O ano está terminando mas alguns problemas vão acompanhar os londrinenses até 2012. Obras embargadas obrigam moradores a conviver com entulhos, poeira e a incerteza de quando tudo será resolvido. A abertura do Bosque Marechal Cândido Rondon (Área Central) para passagem de veículos está paralisada e os frequentadores têm que lidar com os entulhos e restos de árvores. O problema teve início em novembro, quando a prefeitura cortou diversas árvores e retirou as mesas de jogos e o piso no centro do ''Zerinho'', para que a Rua Piauí fosse reaberta entre as Avenidas São Paulo e Rio de Janeiro.

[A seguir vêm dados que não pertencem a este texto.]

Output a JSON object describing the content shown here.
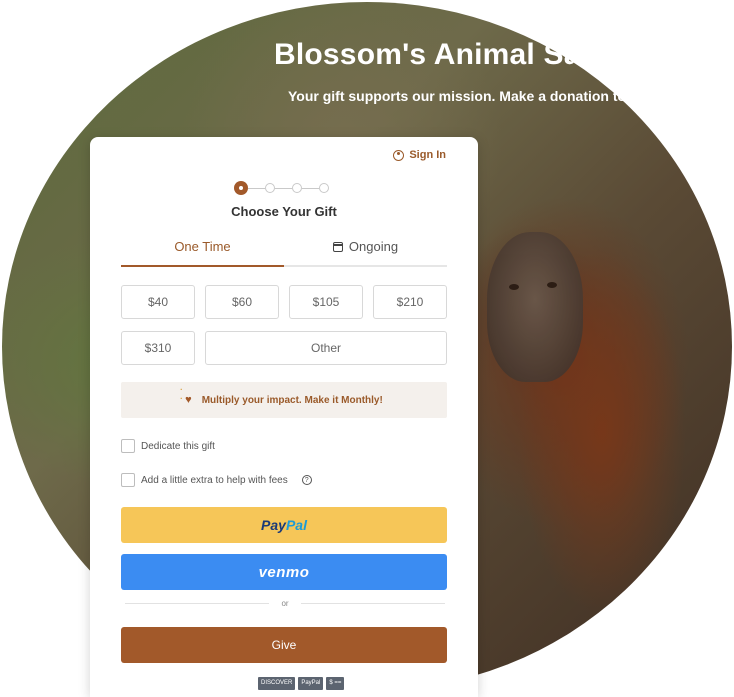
{
  "hero": {
    "title": "Blossom's Animal Sanctuary",
    "subtitle": "Your gift supports our mission. Make a donation today."
  },
  "header": {
    "signin_label": "Sign In",
    "signin_icon": "user-circle-icon"
  },
  "steps": {
    "title": "Choose Your Gift",
    "count": 4,
    "current": 1
  },
  "tabs": [
    {
      "label": "One Time",
      "active": true
    },
    {
      "label": "Ongoing",
      "active": false,
      "icon": "calendar-icon"
    }
  ],
  "amounts": {
    "row1": [
      "$40",
      "$60",
      "$105",
      "$210"
    ],
    "row2": [
      "$310"
    ],
    "other_label": "Other"
  },
  "impact_banner": {
    "text": "Multiply your impact. Make it Monthly!",
    "icon": "heart-icon"
  },
  "options": {
    "dedicate_label": "Dedicate this gift",
    "fees_label": "Add a little extra to help with fees",
    "help_icon": "?"
  },
  "payments": {
    "paypal_part1": "Pay",
    "paypal_part2": "Pal",
    "venmo_label": "venmo",
    "divider_text": "or",
    "give_label": "Give"
  },
  "badges": [
    "DISCOVER",
    "PayPal",
    "$ =="
  ],
  "colors": {
    "accent": "#a2592a",
    "paypal": "#f6c658",
    "venmo": "#3b8cf2"
  }
}
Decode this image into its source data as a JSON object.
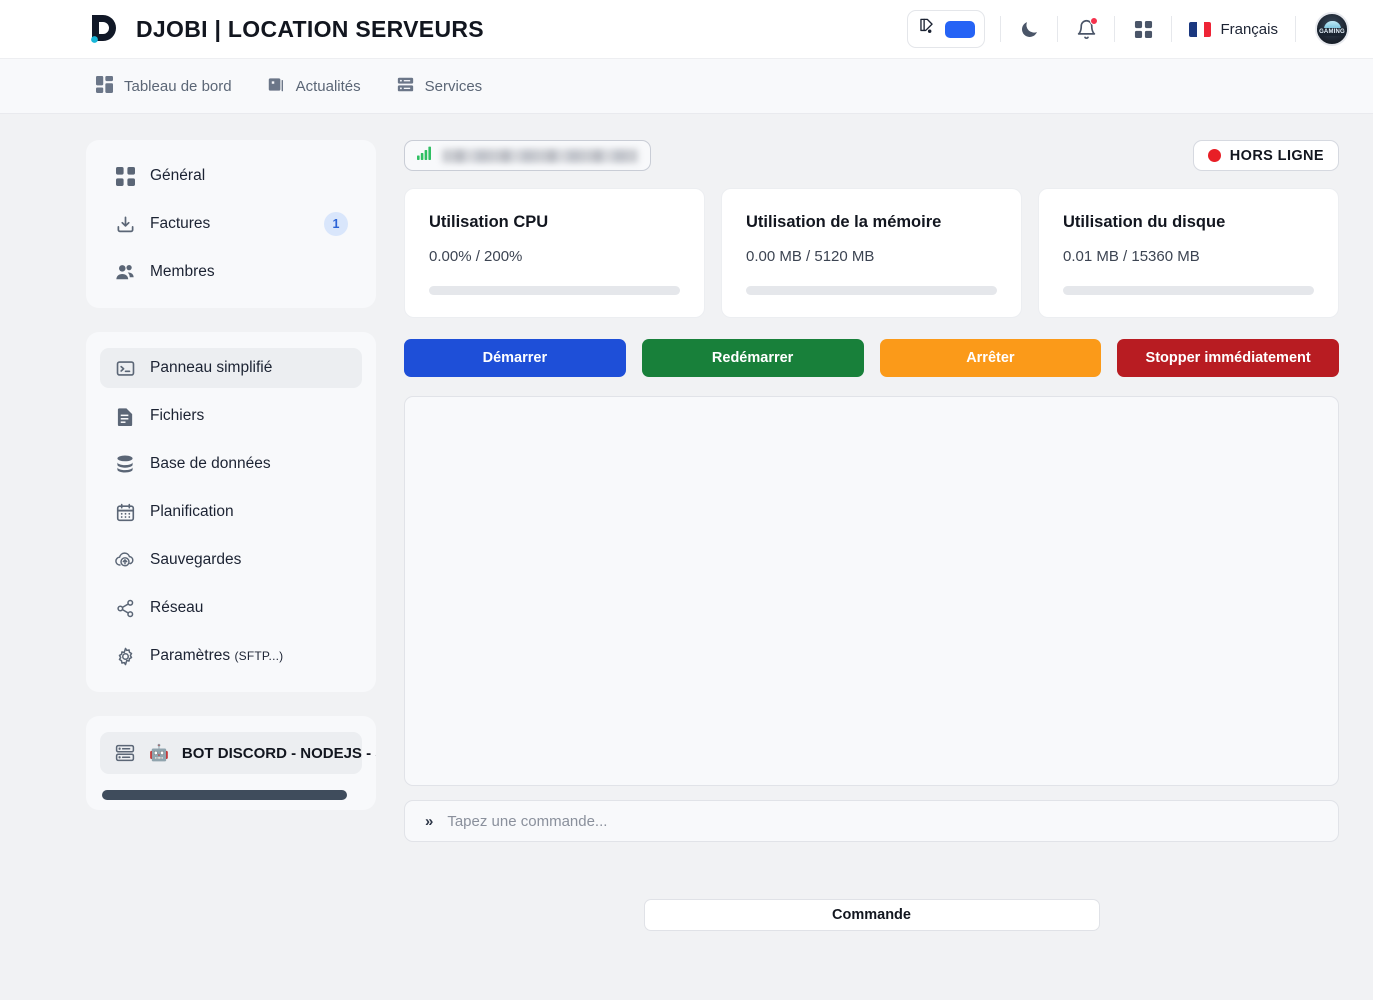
{
  "header": {
    "brand_title": "DJOBI | LOCATION SERVEURS",
    "logo_icon": "djobi-d-logo",
    "theme_icon": "palette-icon",
    "theme_swatch_color": "#2563f5",
    "dark_mode_icon": "moon-icon",
    "notifications_icon": "bell-icon",
    "apps_icon": "grid-apps-icon",
    "language": "Français",
    "flag_icon": "french-flag-icon",
    "avatar_label": "GAMING"
  },
  "nav": {
    "items": [
      {
        "label": "Tableau de bord",
        "icon": "dashboard-icon"
      },
      {
        "label": "Actualités",
        "icon": "news-icon"
      },
      {
        "label": "Services",
        "icon": "server-rack-icon"
      }
    ]
  },
  "sidebar": {
    "group_account": [
      {
        "label": "Général",
        "icon": "grid-icon",
        "badge": null
      },
      {
        "label": "Factures",
        "icon": "invoice-download-icon",
        "badge": "1"
      },
      {
        "label": "Membres",
        "icon": "users-icon",
        "badge": null
      }
    ],
    "group_server": [
      {
        "label": "Panneau simplifié",
        "icon": "terminal-icon",
        "active": true
      },
      {
        "label": "Fichiers",
        "icon": "file-icon",
        "active": false
      },
      {
        "label": "Base de données",
        "icon": "database-icon",
        "active": false
      },
      {
        "label": "Planification",
        "icon": "calendar-icon",
        "active": false
      },
      {
        "label": "Sauvegardes",
        "icon": "cloud-upload-icon",
        "active": false
      },
      {
        "label": "Réseau",
        "icon": "network-icon",
        "active": false
      },
      {
        "label": "Paramètres",
        "label_suffix": "(SFTP...)",
        "icon": "gear-icon",
        "active": false
      }
    ],
    "server_entry": {
      "icon": "server-rack-icon",
      "emoji": "🤖",
      "label": "BOT DISCORD - NODEJS - ST"
    }
  },
  "main": {
    "address_chip": {
      "icon": "signal-bars-icon",
      "value_redacted": true
    },
    "status": {
      "label": "HORS LIGNE",
      "color": "#e81f26"
    },
    "stats": [
      {
        "title": "Utilisation CPU",
        "value": "0.00% / 200%",
        "progress": 0
      },
      {
        "title": "Utilisation de la mémoire",
        "value": "0.00 MB / 5120 MB",
        "progress": 0
      },
      {
        "title": "Utilisation du disque",
        "value": "0.01 MB / 15360 MB",
        "progress": 0
      }
    ],
    "actions": [
      {
        "label": "Démarrer",
        "color": "#1e4fd8"
      },
      {
        "label": "Redémarrer",
        "color": "#18803a"
      },
      {
        "label": "Arrêter",
        "color": "#fb9a19"
      },
      {
        "label": "Stopper immédiatement",
        "color": "#b81c22"
      }
    ],
    "console": {
      "output": ""
    },
    "command_input": {
      "prefix": "»",
      "placeholder": "Tapez une commande...",
      "value": ""
    },
    "command_submit": "Commande"
  }
}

Protestos do Movimento Ocupa Londrina pelo corte das árvores chamaram a atenção e no dia 16 de novembro o Instituto Ambiental do Paraná (IAP) autuou o município e aplicou uma multa de R$ 9,8 mil. No dia 23 de novembro uma decisão judicial impediu a continuidade das obras de revitalização do Bosque e a reabertura da Rua Piauí até que a liminar seja revertida ou que a ação seja julgada. Com isso, o município ficou impedido de qualquer atividade no local, mesmo que seja para retirar os entulhos, sob pena de multa diária.

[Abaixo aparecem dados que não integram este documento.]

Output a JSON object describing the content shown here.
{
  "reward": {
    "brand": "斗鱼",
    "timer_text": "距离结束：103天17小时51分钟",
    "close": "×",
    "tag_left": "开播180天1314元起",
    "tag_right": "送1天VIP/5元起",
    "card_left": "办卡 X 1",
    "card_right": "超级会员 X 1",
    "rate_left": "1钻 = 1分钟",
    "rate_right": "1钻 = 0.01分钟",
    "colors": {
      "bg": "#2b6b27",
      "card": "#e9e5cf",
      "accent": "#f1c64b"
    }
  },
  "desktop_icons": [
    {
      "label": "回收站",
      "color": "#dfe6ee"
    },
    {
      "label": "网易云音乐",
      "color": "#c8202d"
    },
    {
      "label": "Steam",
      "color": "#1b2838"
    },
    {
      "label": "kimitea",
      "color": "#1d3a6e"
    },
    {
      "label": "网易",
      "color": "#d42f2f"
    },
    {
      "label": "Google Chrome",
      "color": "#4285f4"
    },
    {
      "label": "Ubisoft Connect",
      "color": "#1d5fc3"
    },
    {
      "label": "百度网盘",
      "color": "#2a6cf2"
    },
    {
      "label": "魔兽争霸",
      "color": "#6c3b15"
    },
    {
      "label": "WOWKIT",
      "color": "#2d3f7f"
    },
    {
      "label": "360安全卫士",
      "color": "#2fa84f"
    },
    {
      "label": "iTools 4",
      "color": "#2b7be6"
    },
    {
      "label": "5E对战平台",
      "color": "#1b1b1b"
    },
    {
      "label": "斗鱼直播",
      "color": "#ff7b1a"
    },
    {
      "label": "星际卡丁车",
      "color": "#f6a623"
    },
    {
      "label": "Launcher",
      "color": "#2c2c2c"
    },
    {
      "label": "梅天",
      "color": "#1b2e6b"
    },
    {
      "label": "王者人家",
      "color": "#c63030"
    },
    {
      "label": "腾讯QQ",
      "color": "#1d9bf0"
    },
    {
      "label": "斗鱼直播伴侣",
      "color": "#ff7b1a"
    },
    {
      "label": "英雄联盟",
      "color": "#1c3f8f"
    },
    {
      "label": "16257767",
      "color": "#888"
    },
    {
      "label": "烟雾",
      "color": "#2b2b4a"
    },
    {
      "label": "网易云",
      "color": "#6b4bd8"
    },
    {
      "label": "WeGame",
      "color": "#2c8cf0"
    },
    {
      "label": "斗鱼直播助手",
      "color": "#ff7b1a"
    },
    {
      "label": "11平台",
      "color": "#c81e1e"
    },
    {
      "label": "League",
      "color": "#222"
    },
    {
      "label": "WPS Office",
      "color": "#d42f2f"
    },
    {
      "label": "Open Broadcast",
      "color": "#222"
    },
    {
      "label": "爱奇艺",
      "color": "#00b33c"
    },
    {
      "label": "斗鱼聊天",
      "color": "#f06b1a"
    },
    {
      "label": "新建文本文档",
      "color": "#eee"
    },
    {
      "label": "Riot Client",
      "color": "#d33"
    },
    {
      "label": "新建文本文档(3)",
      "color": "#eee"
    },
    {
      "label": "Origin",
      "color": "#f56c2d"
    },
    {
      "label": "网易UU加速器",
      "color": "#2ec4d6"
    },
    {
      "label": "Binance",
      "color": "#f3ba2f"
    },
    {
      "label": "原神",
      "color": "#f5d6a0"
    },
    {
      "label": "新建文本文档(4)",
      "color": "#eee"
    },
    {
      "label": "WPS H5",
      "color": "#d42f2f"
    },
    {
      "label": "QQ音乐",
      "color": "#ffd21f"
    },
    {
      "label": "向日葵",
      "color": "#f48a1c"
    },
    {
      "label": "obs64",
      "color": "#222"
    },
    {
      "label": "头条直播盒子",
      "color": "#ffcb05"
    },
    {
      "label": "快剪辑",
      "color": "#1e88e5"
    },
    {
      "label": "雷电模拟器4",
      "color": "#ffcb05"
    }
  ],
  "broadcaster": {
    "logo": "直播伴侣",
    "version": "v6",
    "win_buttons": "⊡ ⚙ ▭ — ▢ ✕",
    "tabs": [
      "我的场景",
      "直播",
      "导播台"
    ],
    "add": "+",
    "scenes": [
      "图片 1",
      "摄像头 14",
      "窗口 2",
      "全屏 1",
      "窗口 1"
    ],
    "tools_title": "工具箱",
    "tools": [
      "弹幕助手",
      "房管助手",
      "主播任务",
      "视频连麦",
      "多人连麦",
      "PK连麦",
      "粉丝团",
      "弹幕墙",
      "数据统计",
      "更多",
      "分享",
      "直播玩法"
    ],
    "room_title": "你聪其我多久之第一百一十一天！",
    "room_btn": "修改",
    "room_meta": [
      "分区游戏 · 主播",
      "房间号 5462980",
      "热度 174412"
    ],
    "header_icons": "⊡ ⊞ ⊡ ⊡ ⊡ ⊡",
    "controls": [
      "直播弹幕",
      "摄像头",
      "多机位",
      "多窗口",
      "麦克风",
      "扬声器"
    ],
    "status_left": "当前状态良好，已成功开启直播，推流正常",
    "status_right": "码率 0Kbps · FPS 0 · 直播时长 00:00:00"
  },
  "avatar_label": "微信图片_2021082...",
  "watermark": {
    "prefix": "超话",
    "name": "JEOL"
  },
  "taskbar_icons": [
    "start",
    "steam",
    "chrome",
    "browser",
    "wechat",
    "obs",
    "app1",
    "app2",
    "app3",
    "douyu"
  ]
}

A dona de casa Aparecida Borges frequenta o local desde criança e acredita que o melhor para a população será a revitalização do local mas com foco no pedestre, sem a abertura da rua. ''Não vai resolver abrir isso aqui, o ideal é fazer um local para lazer, preservando o Bosque. Me lembro de quando vinha aqui brincar naquele antigo parquinho, são lembranças muito boas e acho que a população merece ter esse lugar para se divertir.''
Aristides Ferreira Borges, de 88 anos, e pai de Aparecida concorda. ''O Bosque é um lugar de diversão, não pode acabar. A cidade tem muito lugar para carro, precisamos garantir o espaço para os pedestres'', pede, ressaltando que por ser vizinho frequenta o lugar diariamente para seus passeios.

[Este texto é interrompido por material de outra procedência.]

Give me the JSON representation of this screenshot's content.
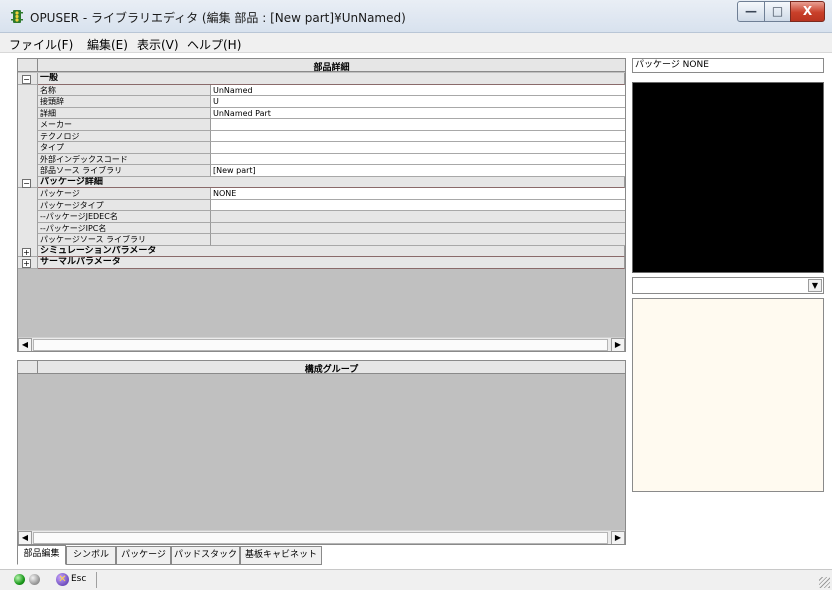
{
  "window": {
    "title": "OPUSER - ライブラリエディタ (編集 部品 : [New part]¥UnNamed)",
    "minimize_glyph": "—",
    "maximize_glyph": "□",
    "close_glyph": "X"
  },
  "menu": {
    "file": "ファイル(F)",
    "edit": "編集(E)",
    "view": "表示(V)",
    "help": "ヘルプ(H)"
  },
  "part_details": {
    "header": "部品詳細",
    "general": {
      "label": "一般",
      "toggle": "−",
      "rows": [
        {
          "name": "名称",
          "value": "UnNamed"
        },
        {
          "name": "接頭辞",
          "value": "U"
        },
        {
          "name": "詳細",
          "value": "UnNamed Part"
        },
        {
          "name": "メーカー",
          "value": ""
        },
        {
          "name": "テクノロジ",
          "value": ""
        },
        {
          "name": "タイプ",
          "value": ""
        },
        {
          "name": "外部インデックスコード",
          "value": ""
        },
        {
          "name": "部品ソース ライブラリ",
          "value": "[New part]"
        }
      ]
    },
    "package": {
      "label": "パッケージ詳細",
      "toggle": "−",
      "rows": [
        {
          "name": "パッケージ",
          "value": "NONE"
        },
        {
          "name": "パッケージタイプ",
          "value": ""
        },
        {
          "name": "--パッケージJEDEC名",
          "value": ""
        },
        {
          "name": "--パッケージIPC名",
          "value": ""
        },
        {
          "name": "パッケージソース ライブラリ",
          "value": ""
        }
      ]
    },
    "simulation": {
      "label": "シミュレーションパラメータ",
      "toggle": "+"
    },
    "thermal": {
      "label": "サーマルパラメータ",
      "toggle": "+"
    }
  },
  "groups": {
    "header": "構成グループ"
  },
  "right_panel": {
    "package_label": "パッケージ NONE"
  },
  "scroll": {
    "left_arrow": "◀",
    "right_arrow": "▶",
    "down_arrow": "▼"
  },
  "tabs": [
    {
      "label": "部品編集"
    },
    {
      "label": "シンボル"
    },
    {
      "label": "パッケージ"
    },
    {
      "label": "パッドスタック"
    },
    {
      "label": "基板キャビネット"
    }
  ],
  "status": {
    "esc_label": "Esc",
    "esc_glyph": "✕"
  },
  "colors": {
    "preview_background": "#000000",
    "notes_background": "#fffaf0",
    "title_bar": "#dfe7f1",
    "close_button": "#c9402a"
  }
}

A filha espere que a obra seja terminada logo, assim que houver uma determinação da Justiça. ''Já chega o Calçadão que todo ano chegava nessa época todo bagunçado por causa das obras. Pelo menos entregaram a tempo agora e espero que aqui seja um local bonito como lá.''
Também vizinho do Bosque, Alceno Segantin Junior afirma que antes usava o local para caminhadas com a mãe mas prefere agora fazer exercícios em torno da Catedral, devido à sujeira dos pombos. ''Acho que é válido abrir a passagem para carros, mas o espaço para pedestres deve ser mantido, afinal temos poucas opções e muitos moradores da região ainda gostam de caminhar por aqui.''
Renata Siqueira, procuradora do município, explicou que o recurso está no Tribunal de Justiça, em Curitiba, e que a prefeitura pediu caráter de urgência para que seja julgado ainda no período de recesso, que vai até 9 de janeiro. ''Vai depender do entendimento do juiz. Caso ele não aceite nossa solicitação, será necessário aguardar a volta das atividades do Poder Judiciário. Queremos que isso seja resolvido logo, porque tememos que alguém possa se machucar nos entulhos'', destaca.